A Canadian naval intelligence officer pleaded guilty to handing over secrets to Russia, including New Zealand intelligence, in a four-year espionage operation.
Media reports say it involved access to a computer network shared with the United States and other allies.
The Canadian government, noting that proceedings were still subject to a publication ban, gave no details of the evidence against Sub-Lieutenant Jeffrey Paul Delisle. However, it confirmed that the 41-year-old had pleaded guilty to espionage on Wednesday, Reuters reports.
Delisle is the first person charged under a new secrecy law enacted after the 9/11 terror attacks in the US, and will be sentenced in January next year. He could receive up to a life sentence under the secrecy law.
Some Canadian media outlets have published extensive details from previous proceedings in a Nova Scotia provincial court. Delisle worked at an intelligence facility called Trinity at the naval dockyard in Halifax, Nova Scotia, with access to secret data from NATO.

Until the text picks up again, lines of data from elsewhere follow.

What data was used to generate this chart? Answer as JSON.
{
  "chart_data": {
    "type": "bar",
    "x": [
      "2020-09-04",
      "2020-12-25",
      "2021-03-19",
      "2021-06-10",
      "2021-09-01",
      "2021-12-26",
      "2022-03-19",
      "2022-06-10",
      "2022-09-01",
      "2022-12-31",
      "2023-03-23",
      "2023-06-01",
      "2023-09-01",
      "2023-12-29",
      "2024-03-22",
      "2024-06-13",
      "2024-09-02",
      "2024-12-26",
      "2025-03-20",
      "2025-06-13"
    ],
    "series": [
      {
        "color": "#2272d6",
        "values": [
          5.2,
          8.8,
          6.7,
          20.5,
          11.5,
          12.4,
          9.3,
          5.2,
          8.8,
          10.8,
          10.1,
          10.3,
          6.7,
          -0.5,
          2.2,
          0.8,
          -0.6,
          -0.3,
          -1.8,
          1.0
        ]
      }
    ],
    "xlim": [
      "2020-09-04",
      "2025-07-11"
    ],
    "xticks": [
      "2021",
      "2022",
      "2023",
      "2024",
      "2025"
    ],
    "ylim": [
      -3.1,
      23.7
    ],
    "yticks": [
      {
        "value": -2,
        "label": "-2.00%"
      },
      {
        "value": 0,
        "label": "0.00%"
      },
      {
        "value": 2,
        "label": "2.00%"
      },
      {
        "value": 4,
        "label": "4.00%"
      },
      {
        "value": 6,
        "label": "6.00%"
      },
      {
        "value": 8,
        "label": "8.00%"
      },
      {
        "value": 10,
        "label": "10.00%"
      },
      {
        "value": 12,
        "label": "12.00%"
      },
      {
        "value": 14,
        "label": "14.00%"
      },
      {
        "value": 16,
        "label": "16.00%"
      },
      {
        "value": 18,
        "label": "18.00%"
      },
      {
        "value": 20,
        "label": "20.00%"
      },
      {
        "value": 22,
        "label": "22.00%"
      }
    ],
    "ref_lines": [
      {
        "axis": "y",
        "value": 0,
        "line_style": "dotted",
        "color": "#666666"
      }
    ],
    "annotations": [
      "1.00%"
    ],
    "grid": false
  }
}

The Canadian Broadcasting Corp (CBC) said Delisle walked into the Russian embassy in Ottawa in 2007, asked to meet someone from the GRU - Russia's military intelligence organisation - and offered to sell it secrets. The Globe and Mail newspaper said Delisle had "offered to betray his country for cash."
The media outlets said Delisle earned about C$3000 a month from his Russian spy masters by gathering information on a computer system known as Stone Ghost which links information from the United States, Britain, Australia, New Zealand and Canada.

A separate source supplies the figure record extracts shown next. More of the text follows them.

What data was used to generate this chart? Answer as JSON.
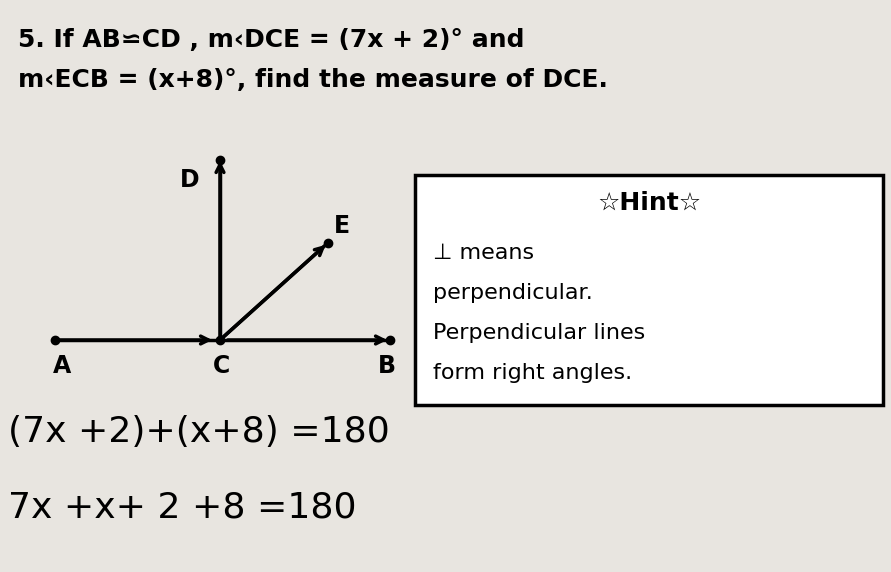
{
  "bg_color": "#c8c4c0",
  "paper_color": "#e8e5e0",
  "title_line1": "5. If AB⋍CD , m‹DCE = (7x + 2)° and",
  "title_line2": "m‹ECB = (x+8)°, find the measure of DCE.",
  "hint_title": "☆Hint☆",
  "hint_lines": [
    "⊥ means",
    "perpendicular.",
    "Perpendicular lines",
    "form right angles."
  ],
  "work_line1": "(7x +2)+(x+8) =180",
  "work_line2": "7x +x+ 2 +8 =180",
  "label_A": "A",
  "label_C": "C",
  "label_B": "B",
  "label_D": "D",
  "label_E": "E",
  "fig_width": 8.91,
  "fig_height": 5.72,
  "dpi": 100
}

Delisle would go to work armed with a thumb drive, download information from the system and deliver it to the Russians on a monthly basis, they said.
The CBC said Delisle wanted to end the relationship with the Russians in 2009, but chose not to after his handlers sent him a picture of his daughter walking to school. Shortly after, he was told to meet his GRU handler in Brazil where he was given $50,000 in debit cards and cash, it said.

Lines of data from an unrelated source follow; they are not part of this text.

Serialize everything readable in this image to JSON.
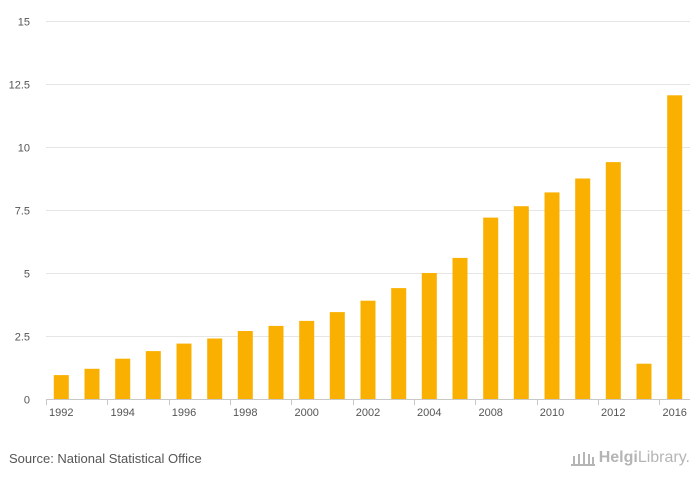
{
  "chart_data": {
    "type": "bar",
    "categories": [
      "1992",
      "1993",
      "1994",
      "1995",
      "1996",
      "1997",
      "1998",
      "1999",
      "2000",
      "2001",
      "2002",
      "2003",
      "2004",
      "2005",
      "2008",
      "2009",
      "2010",
      "2011",
      "2012",
      "2013",
      "2016"
    ],
    "values": [
      0.95,
      1.2,
      1.6,
      1.9,
      2.2,
      2.4,
      2.7,
      2.9,
      3.1,
      3.45,
      3.9,
      4.4,
      5.0,
      5.6,
      7.2,
      7.65,
      8.2,
      8.75,
      9.4,
      1.4,
      12.05
    ],
    "x_tick_labels": [
      "1992",
      "",
      "1994",
      "",
      "1996",
      "",
      "1998",
      "",
      "2000",
      "",
      "2002",
      "",
      "2004",
      "",
      "2008",
      "",
      "2010",
      "",
      "2012",
      "",
      "2016"
    ],
    "y_ticks": [
      0,
      2.5,
      5,
      7.5,
      10,
      12.5,
      15
    ],
    "y_tick_labels": [
      "0",
      "2.5",
      "5",
      "7.5",
      "10",
      "12.5",
      "15"
    ],
    "ylim": [
      0,
      15
    ],
    "title": "",
    "xlabel": "",
    "ylabel": "",
    "grid": true,
    "bar_color": "#f9b000"
  },
  "footer": {
    "source": "Source: National Statistical Office",
    "brand_bold": "Helgi",
    "brand_light": "Library."
  }
}
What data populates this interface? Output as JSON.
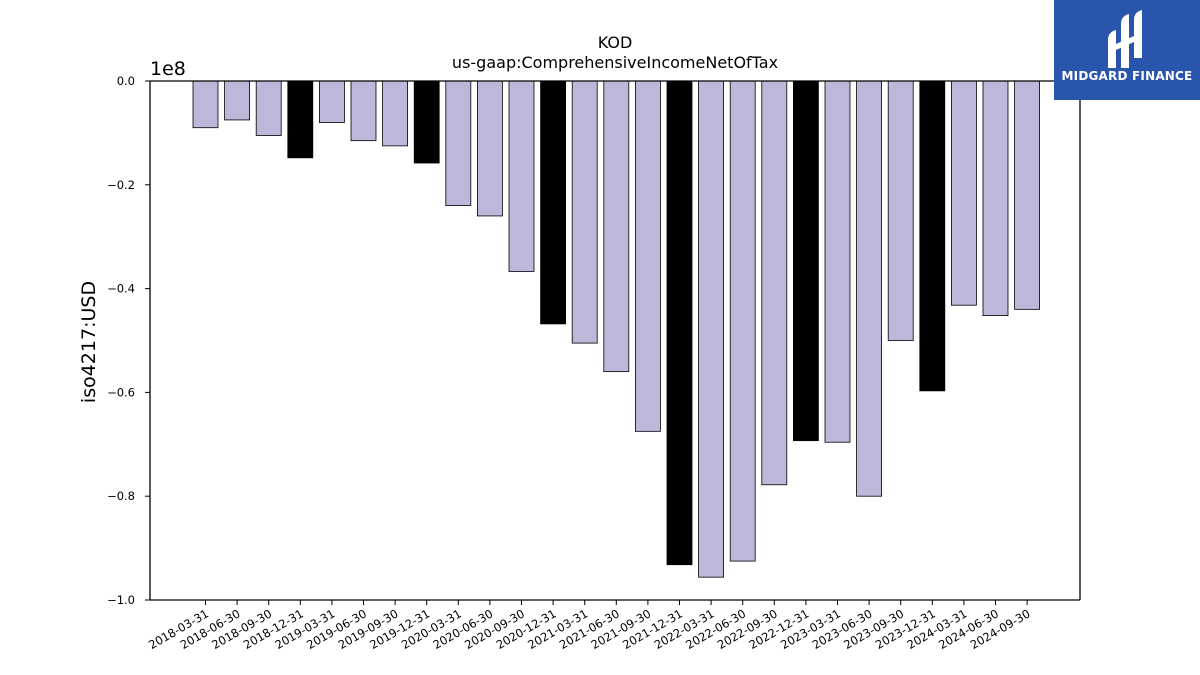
{
  "chart_data": {
    "type": "bar",
    "title": "KOD",
    "subtitle": "us-gaap:ComprehensiveIncomeNetOfTax",
    "ylabel": "iso4217:USD",
    "xlabel": "",
    "scale_label": "1e8",
    "ylim": [
      -1.0,
      0.0
    ],
    "yticks": [
      "0.0",
      "−0.2",
      "−0.4",
      "−0.6",
      "−0.8",
      "−1.0"
    ],
    "ytick_values": [
      0.0,
      -0.2,
      -0.4,
      -0.6,
      -0.8,
      -1.0
    ],
    "categories": [
      "2018-03-31",
      "2018-06-30",
      "2018-09-30",
      "2018-12-31",
      "2019-03-31",
      "2019-06-30",
      "2019-09-30",
      "2019-12-31",
      "2020-03-31",
      "2020-06-30",
      "2020-09-30",
      "2020-12-31",
      "2021-03-31",
      "2021-06-30",
      "2021-09-30",
      "2021-12-31",
      "2022-03-31",
      "2022-06-30",
      "2022-09-30",
      "2022-12-31",
      "2023-03-31",
      "2023-06-30",
      "2023-09-30",
      "2023-12-31",
      "2024-03-31",
      "2024-06-30",
      "2024-09-30"
    ],
    "values": [
      -0.09,
      -0.075,
      -0.105,
      -0.148,
      -0.08,
      -0.115,
      -0.125,
      -0.158,
      -0.24,
      -0.26,
      -0.367,
      -0.468,
      -0.505,
      -0.56,
      -0.675,
      -0.932,
      -0.956,
      -0.925,
      -0.778,
      -0.693,
      -0.696,
      -0.8,
      -0.5,
      -0.597,
      -0.432,
      -0.452,
      -0.44
    ],
    "highlight_color": "#000000",
    "bar_color": "#bcb8da",
    "grid": false,
    "legend": "none"
  },
  "logo": {
    "text": "MIDGARD FINANCE",
    "background": "#2a55ad"
  }
}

The money reportedly raised suspicions among Canadian customs officers at the Halifax airport. They allowed him to re-enter Canada, but tipped off the Canadian military about their concerns. The military and police launched an investigation which lead to a raid on his house in Halifax in December 2011. He was arrested a month later.
CBC reporter Stephen Puddicombe was in court on Wednesday and told Radio New Zealand's Checkpoint programme that Delisle had all kinds of opportunities to find out things about military movements and about the allies that came through the Stone Ghost computer.
Officials have not revealed what information Delisle had access to, but his arrest was the subject of high-level talks between Australia and Canada and was discussed at a secret international conference in New Zealand this year, the ABC reports.
New Zealand Prime Minister John Key would not confirm in July this year whether Canadian authorities had contacted the Government about the matter.